Jamie Malanowski

WE NEED A LITTLE. . . SELIG?

David Brooks of The New York Times and Joe Posnanski of Sports Illustrated are both good writers and astute commentators who almost never work the same topic. And they might not think that they were doing so earlier this week. But I do, and it’s my blog.

First, let’s hear from Brooks. “You could easily get the impression that American politics are trundling along as usual. But this stability is misleading. The current arrangements are stagnant but also fragile. American politics is like a boxing match atop a platform. Once you’re on the platform, everything looks normal. But when you step back, you see that the beams and pillars supporting the platform are cracking and rotting. This cracking and rotting is originally caused by a series of structural problems that transcend any economic cycle: There are structural problems in the economy as growth slows and middle-class incomes stagnate. There are structural problems in the welfare state as baby boomers spend lavishly on themselves and impose horrendous costs on future generations. There are structural problems in energy markets as the rise of China and chronic instability in the Middle East leads to volatile gas prices. There are structural problems with immigration policy and tax policy and on and on. As these problems have gone unaddressed, Americans have lost faith in the credibility of their political system, which is the one resource the entire regime is predicated upon. This loss of faith has contributed to a complex but dark national mood. The country is anxious, pessimistic, ashamed, helpless and defensive.”

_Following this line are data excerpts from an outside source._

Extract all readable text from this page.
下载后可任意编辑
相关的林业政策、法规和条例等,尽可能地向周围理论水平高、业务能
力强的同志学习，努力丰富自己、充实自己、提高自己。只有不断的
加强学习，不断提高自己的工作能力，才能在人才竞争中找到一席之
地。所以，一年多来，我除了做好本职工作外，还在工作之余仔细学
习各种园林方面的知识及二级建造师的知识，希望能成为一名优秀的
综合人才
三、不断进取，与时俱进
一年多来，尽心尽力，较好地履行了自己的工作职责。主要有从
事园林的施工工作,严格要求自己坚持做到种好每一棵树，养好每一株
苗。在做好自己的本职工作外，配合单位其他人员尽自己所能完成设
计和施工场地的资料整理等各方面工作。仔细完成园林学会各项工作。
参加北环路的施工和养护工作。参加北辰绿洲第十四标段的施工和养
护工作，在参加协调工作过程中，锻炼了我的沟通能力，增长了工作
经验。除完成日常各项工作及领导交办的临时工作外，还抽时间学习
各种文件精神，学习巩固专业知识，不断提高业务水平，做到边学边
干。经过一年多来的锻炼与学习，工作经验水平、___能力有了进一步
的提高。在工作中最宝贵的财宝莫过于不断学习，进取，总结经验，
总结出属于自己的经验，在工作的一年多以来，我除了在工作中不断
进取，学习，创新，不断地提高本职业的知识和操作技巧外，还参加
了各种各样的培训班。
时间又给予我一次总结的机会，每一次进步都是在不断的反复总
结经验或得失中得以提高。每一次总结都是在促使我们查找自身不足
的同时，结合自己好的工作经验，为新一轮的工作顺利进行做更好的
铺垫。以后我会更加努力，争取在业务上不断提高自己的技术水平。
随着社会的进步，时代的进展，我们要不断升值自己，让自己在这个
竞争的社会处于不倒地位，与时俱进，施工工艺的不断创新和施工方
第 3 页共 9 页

Clear enough, right? Now here comes Joe Posnanski, writing a piece that is complimentary to baseball commissioner Bud Selig. Posnanski says that recently he “wrote a little something about Bud Selig and how people cannot help but underestimate him. This has to do with Bud’s almost mythical ability to look baffled. Who can forget the Bud after the All-Star Game tie? Who can forget his rambling press conference when he held up the rule book after the rain-delayed World Series game? . . . .But Bud Selig has utterly transformed baseball. I’m not saying that he has always transformed it for the better. That’s a discussion for another time. But at the end of the day, baseball has been transformed — expansion, wild cards, interleague play, increased revenue sharing, drug testing, relative labor peace, new stadiums, All-Star games that determine homefield advantage, the World Baseball Classic, on and on. Maybe baseball stumbled into some of these things. Maybe it was pulled kicking and screaming. But this stuff happened. And Bud, unquestionably, was a force behind this stuff happening. He works the back rooms. He coaxes and ponders and considers. And sometimes he boldly acts. . . . Bud Selig might be the most influential baseball commissioner ever.”

Why are these stories connected? Because Posnanski is, in a way, illustrating the point Brooks is making. Selig, who is in charge of a pretty important American institution, is giving the American people what they want: leadership. “Not always for the better,” as Posnanski acknowldeges, but that’s not the point. People are smart enough to know that things don’t always work out as planned. But they do expect problems to be addressed. They do not want endless squabbling. They absolutely do not want endless partisanship. They want, as Franklin Roosevelt recognized, action: try something, and if it doesn’t work, try something else. All across America, people make decisions. They figure stuff out and move forward. Our debt issue is a bad thing. If we face it, it’s a problem. If we don’t, it’s a crisis. We need to have the common sense of Bud Selig.